Rhapsody in Love 〜幸せの在処〜
「うん、ありがとう。」
遼太郎が微笑んで頷くと、二俣も同じように頷いて、
「それじゃ、またな!」
と、自転車にまたがると第2グラウンドを後にした。
また明日会えるかのような二俣の言い方だが、「また」次に会えるのはいつになるのかは分からない。
みのりだけではない、心から信頼し合える親友とも離れ離れになってしまう現実が、どっと遼太郎に押し寄せてくる。
遼太郎は第2グラウンドに佇んで、大きな二俣の背中が遠く小さくなっていくまで、一人静かに見送った。
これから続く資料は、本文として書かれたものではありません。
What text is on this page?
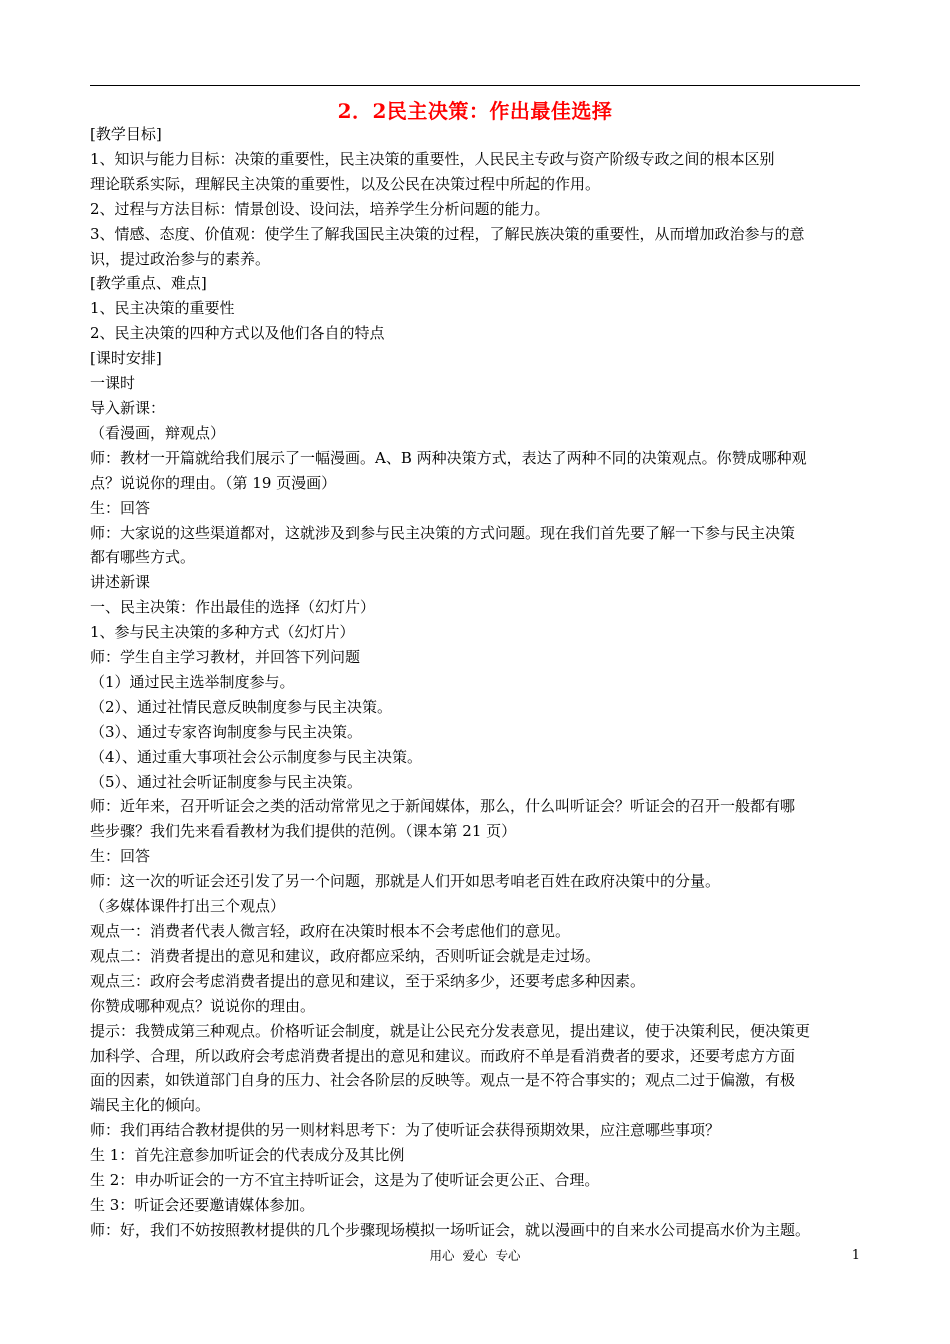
2．2民主决策：作出最佳选择

[教学目标]

1、知识与能力目标：决策的重要性，民主决策的重要性，人民民主专政与资产阶级专政之间的根本区别

理论联系实际，理解民主决策的重要性，以及公民在决策过程中所起的作用。

2、过程与方法目标：情景创设、设问法，培养学生分析问题的能力。

3、情感、态度、价值观：使学生了解我国民主决策的过程，了解民族决策的重要性，从而增加政治参与的意

识，提过政治参与的素养。

[教学重点、难点]

1、民主决策的重要性

2、民主决策的四种方式以及他们各自的特点

[课时安排]

一课时

导入新课：

（看漫画，辩观点）

师：教材一开篇就给我们展示了一幅漫画。A、B 两种决策方式，表达了两种不同的决策观点。你赞成哪种观

点？说说你的理由。（第 19 页漫画）

生：回答

师：大家说的这些渠道都对，这就涉及到参与民主决策的方式问题。现在我们首先要了解一下参与民主决策

都有哪些方式。

讲述新课

一、民主决策：作出最佳的选择（幻灯片）

1、参与民主决策的多种方式（幻灯片）

师：学生自主学习教材，并回答下列问题

（1）通过民主选举制度参与。

（2）、通过社情民意反映制度参与民主决策。

（3）、通过专家咨询制度参与民主决策。

（4）、通过重大事项社会公示制度参与民主决策。

（5）、通过社会听证制度参与民主决策。

师：近年来，召开听证会之类的活动常常见之于新闻媒体，那么，什么叫听证会？听证会的召开一般都有哪

些步骤？我们先来看看教材为我们提供的范例。（课本第 21 页）

生：回答

师：这一次的听证会还引发了另一个问题，那就是人们开如思考咱老百姓在政府决策中的分量。

（多媒体课件打出三个观点）

观点一：消费者代表人微言轻，政府在决策时根本不会考虑他们的意见。

观点二：消费者提出的意见和建议，政府都应采纳，否则听证会就是走过场。

观点三：政府会考虑消费者提出的意见和建议，至于采纳多少，还要考虑多种因素。

你赞成哪种观点？说说你的理由。

提示：我赞成第三种观点。价格听证会制度，就是让公民充分发表意见，提出建议，使于决策利民，便决策更

加科学、合理，所以政府会考虑消费者提出的意见和建议。而政府不单是看消费者的要求，还要考虑方方面

面的因素，如铁道部门自身的压力、社会各阶层的反映等。观点一是不符合事实的；观点二过于偏激，有极

端民主化的倾向。

师：我们再结合教材提供的另一则材料思考下：为了使听证会获得预期效果，应注意哪些事项？

生 1：首先注意参加听证会的代表成分及其比例

生 2：申办听证会的一方不宜主持听证会，这是为了使听证会更公正、合理。

生 3：听证会还要邀请媒体参加。

师：好，我们不妨按照教材提供的几个步骤现场模拟一场听证会，就以漫画中的自来水公司提高水价为主题。

用心 爱心 专心	1
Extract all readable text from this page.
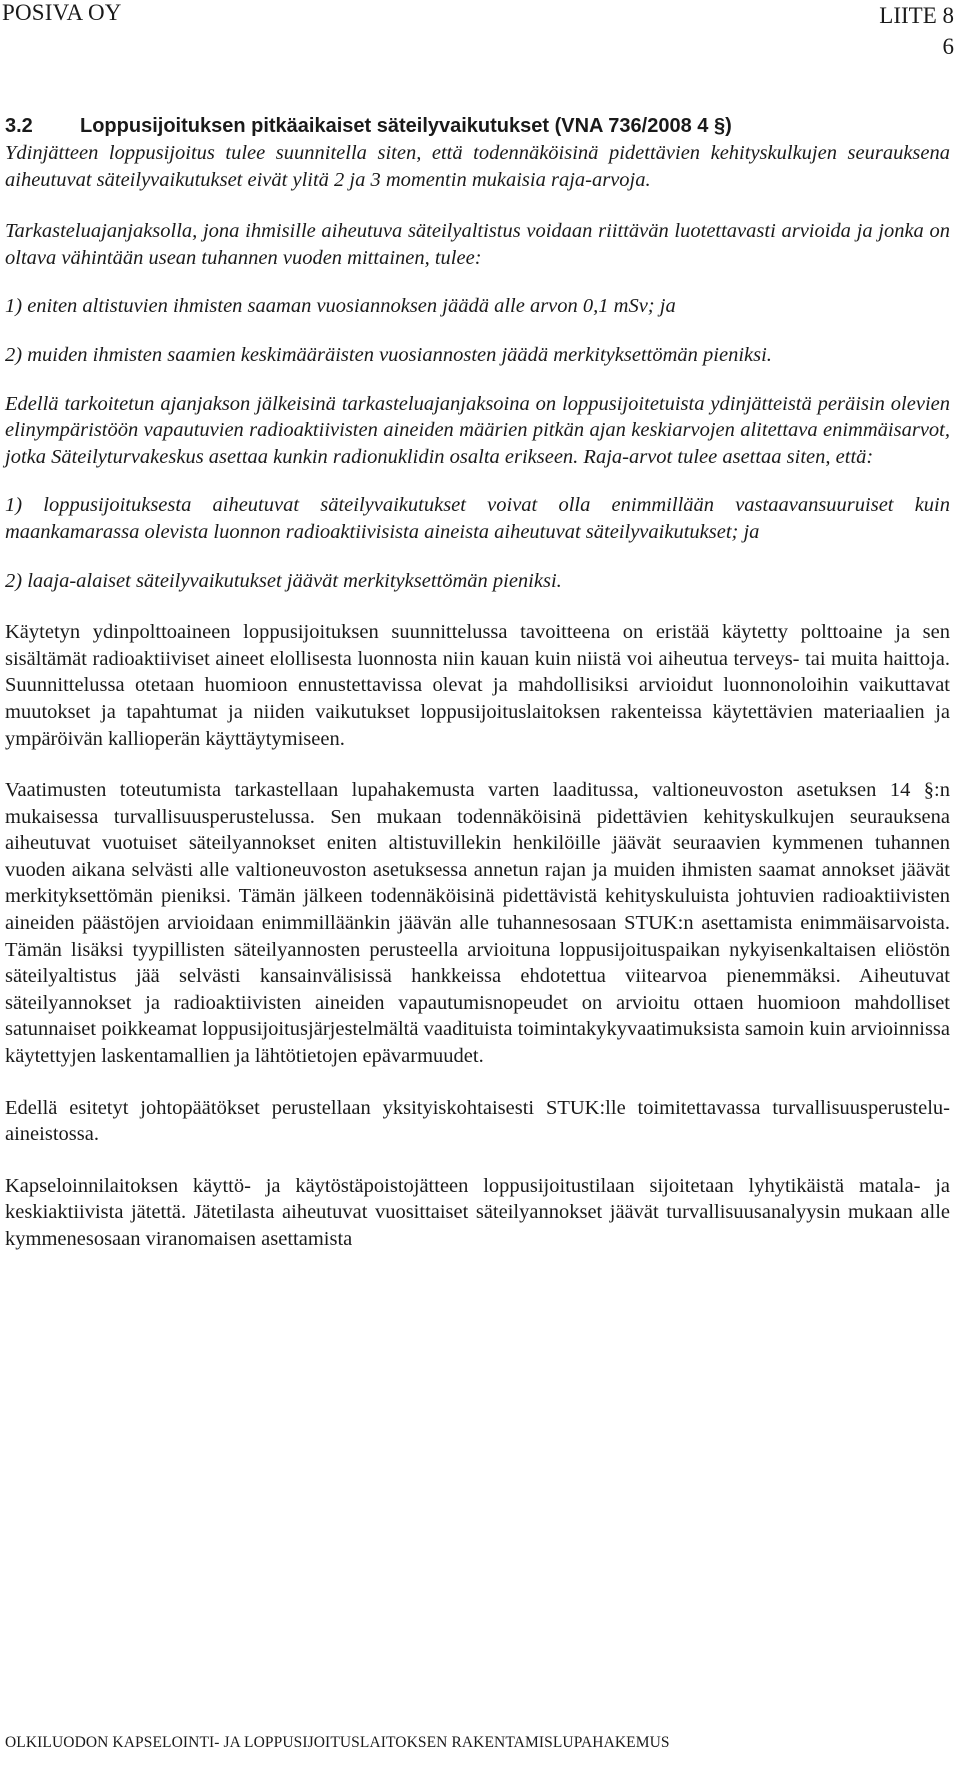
POSIVA OY	LIITE 8
6
3.2 Loppusijoituksen pitkäaikaiset säteilyvaikutukset (VNA 736/2008 4 §)

Ydinjätteen loppusijoitus tulee suunnitella siten, että todennäköisinä pidettävien kehityskulkujen seurauksena aiheutuvat säteilyvaikutukset eivät ylitä 2 ja 3 momentin mukaisia raja-arvoja.

Tarkasteluajanjaksolla, jona ihmisille aiheutuva säteilyaltistus voidaan riittävän luotettavasti arvioida ja jonka on oltava vähintään usean tuhannen vuoden mittainen, tulee:

1) eniten altistuvien ihmisten saaman vuosiannoksen jäädä alle arvon 0,1 mSv; ja

2) muiden ihmisten saamien keskimääräisten vuosiannosten jäädä merkityksettömän pieniksi.

Edellä tarkoitetun ajanjakson jälkeisinä tarkasteluajanjaksoina on loppusijoitetuista ydinjätteistä peräisin olevien elinympäristöön vapautuvien radioaktiivisten aineiden määrien pitkän ajan keskiarvojen alitettava enimmäisarvot, jotka Säteilyturvakeskus asettaa kunkin radionuklidin osalta erikseen. Raja-arvot tulee asettaa siten, että:

1) loppusijoituksesta aiheutuvat säteilyvaikutukset voivat olla enimmillään vastaavansuuruiset kuin maankamarassa olevista luonnon radioaktiivisista aineista aiheutuvat säteilyvaikutukset; ja

2) laaja-alaiset säteilyvaikutukset jäävät merkityksettömän pieniksi.

Käytetyn ydinpolttoaineen loppusijoituksen suunnittelussa tavoitteena on eristää käytetty polttoaine ja sen sisältämät radioaktiiviset aineet elollisesta luonnosta niin kauan kuin niistä voi aiheutua terveys- tai muita haittoja. Suunnittelussa otetaan huomioon ennustettavissa olevat ja mahdollisiksi arvioidut luonnonoloihin vaikuttavat muutokset ja tapahtumat ja niiden vaikutukset loppusijoituslaitoksen rakenteissa käytettävien materiaalien ja ympäröivän kallioperän käyttäytymiseen.

Vaatimusten toteutumista tarkastellaan lupahakemusta varten laaditussa, valtioneuvoston asetuksen 14 §:n mukaisessa turvallisuusperustelussa. Sen mukaan todennäköisinä pidettävien kehityskulkujen seurauksena aiheutuvat vuotuiset säteilyannokset eniten altistuvillekin henkilöille jäävät seuraavien kymmenen tuhannen vuoden aikana selvästi alle valtioneuvoston asetuksessa annetun rajan ja muiden ihmisten saamat annokset jäävät merkityksettömän pieniksi. Tämän jälkeen todennäköisinä pidettävistä kehityskuluista johtuvien radioaktiivisten aineiden päästöjen arvioidaan enimmilläänkin jäävän alle tuhannesosaan STUK:n asettamista enimmäisarvoista. Tämän lisäksi tyypillisten säteilyannosten perusteella arvioituna loppusijoituspaikan nykyisenkaltaisen eliöstön säteilyaltistus jää selvästi kansainvälisissä hankkeissa ehdotettua viitearvoa pienemmäksi. Aiheutuvat säteilyannokset ja radioaktiivisten aineiden vapautumisnopeudet on arvioitu ottaen huomioon mahdolliset satunnaiset poikkeamat loppusijoitusjärjestelmältä vaadituista toimintakykyvaatimuksista samoin kuin arvioinnissa käytettyjen laskentamallien ja lähtötietojen epävarmuudet.

Edellä esitetyt johtopäätökset perustellaan yksityiskohtaisesti STUK:lle toimitettavassa turvallisuusperustelu-aineistossa.

Kapseloinnilaitoksen käyttö- ja käytöstäpoistojätteen loppusijoitustilaan sijoitetaan lyhytikäistä matala- ja keskiaktiivista jätettä. Jätetilasta aiheutuvat vuosittaiset säteilyannokset jäävät turvallisuusanalyysin mukaan alle kymmenesosaan viranomaisen asettamista

OLKILUODON KAPSELOINTI- JA LOPPUSIJOITUSLAITOKSEN RAKENTAMISLUPAHAKEMUS
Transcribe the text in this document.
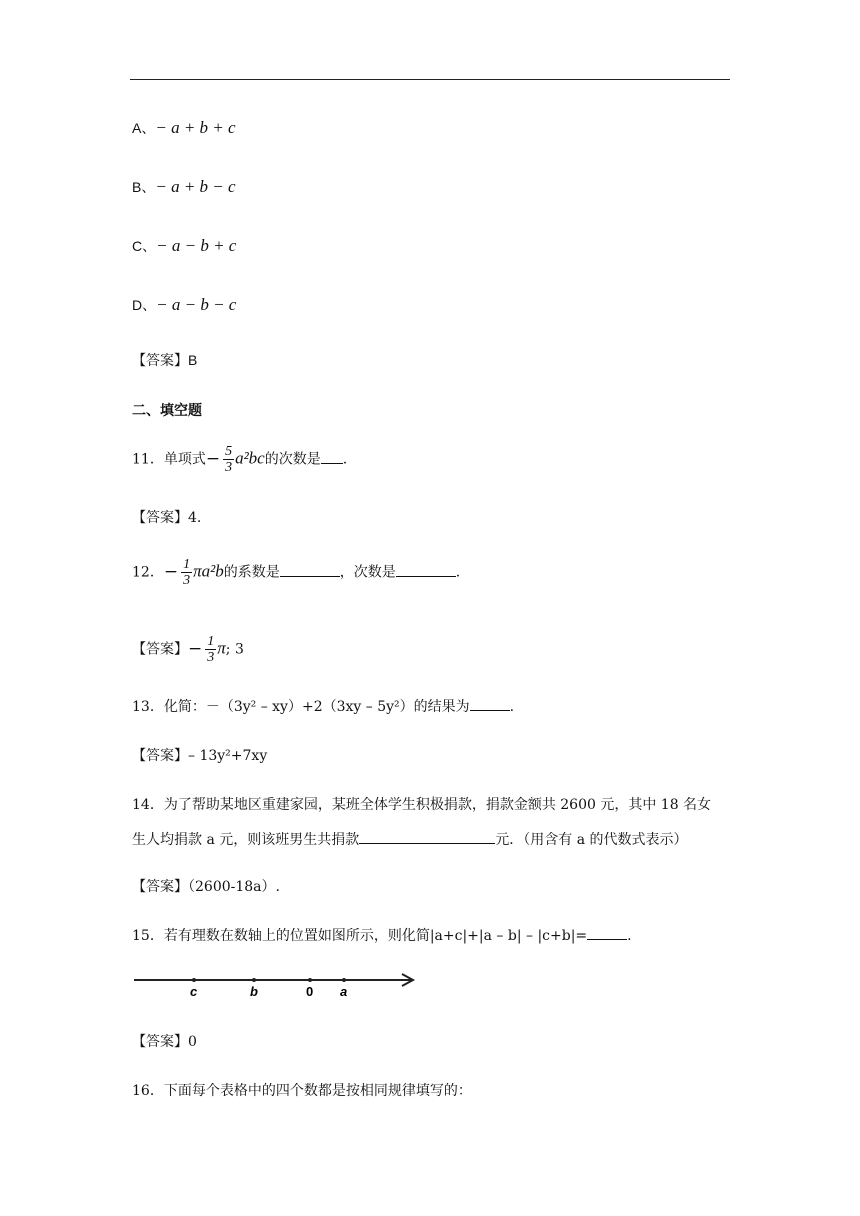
A、− a + b + c
B、− a + b − c
C、− a − b + c
D、− a − b − c
【答案】B
二、填空题
11．单项式− $\frac{5}{3} a^2bc$的次数是 .
【答案】4.
12．− $\frac{1}{3} \pi a^2b$的系数是	，次数是	.
【答案】− $\frac{1}{3} \pi$; 3
13．化简：－（3y² – xy）+2（3xy – 5y²）的结果为	.
【答案】– 13y²+7xy
14．为了帮助某地区重建家园，某班全体学生积极捐款，捐款金额共 2600 元，其中 18 名女
生人均捐款 a 元，则该班男生共捐款	元．（用含有 a 的代数式表示）
【答案】（2600-18a）.
15．若有理数在数轴上的位置如图所示，则化简|a+c|+|a – b| – |c+b|=	.
c	b	0 a
【答案】0
16．下面每个表格中的四个数都是按相同规律填写的：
夜遅くになって、みのりの携帯電話のメールの着信音が鳴った。
『今から電話してもいいですか?』
という遼太郎からのメールに、みのりの心臓が一気に激しく鼓動を打ち始める。
何も告げずに帰ってきてしまったことへの後ろめたさと、愛しさだけではない遼太郎への複雑な心情を抱えて。
けれども文面を見て、それが遼太郎から送られてきたものだと思うだけで、みのりの心は愛しさに満たされ、切なく絞られた。
メールだけではなく、今すぐに遼太郎の声が聞きたくてどうしようもなくなる。
緊張して指までが震えるので、深呼吸をして心を落ち着け、みのりは自分から遼太郎へと電話をかけた。